In the question, I have to prove if it converges (no need to calculate sum) or diverges. I know this is some kind of telescopic series but I can't seem to get a right series to direct compare or in other ways.

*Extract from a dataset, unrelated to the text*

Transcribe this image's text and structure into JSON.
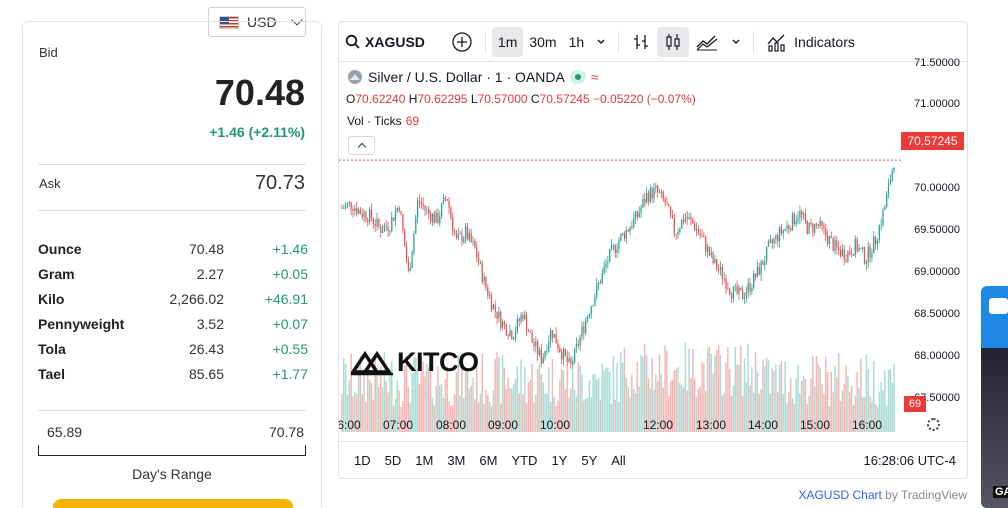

$\sum_{n=1}^{\infty} \left(\arctan\left(\frac{2}{n}\right) – \arctan\left(\frac{1}{n}\right)\right)$.
Best Answer
With $f_n(x) = \arctan\left(\frac{x}{n}\right)$ and the MVT we know there exists a $\xi_n \in (1,2)$ s.t. $$\arctan\left(\frac{2}{n}\right) - \arctan\left(\frac{1}{n}\right) = f_n(2) - f_n(1) = \frac{f_n(2) - f_n(1)}{2-1} = f_n'(\xi_n) = \frac{n}{n^2 + \xi_n^2}$$ hence for $n > 1$ $$\arctan\left(\frac{2}{n}\right) - \arctan\left(\frac{1}{n}\right) = \frac{n}{n^2 + \xi_n^2}\ge \frac{n}{n^2 + n^2} \ge \frac{1}{2n}$$ and so $$\sum_{n>1} \left(\arctan\left(\frac{2}{n}\right) - \arctan\left(\frac{1}{n}\right)\right) \ge \sum_{n>1} \frac{1}{2n} = +\infty$$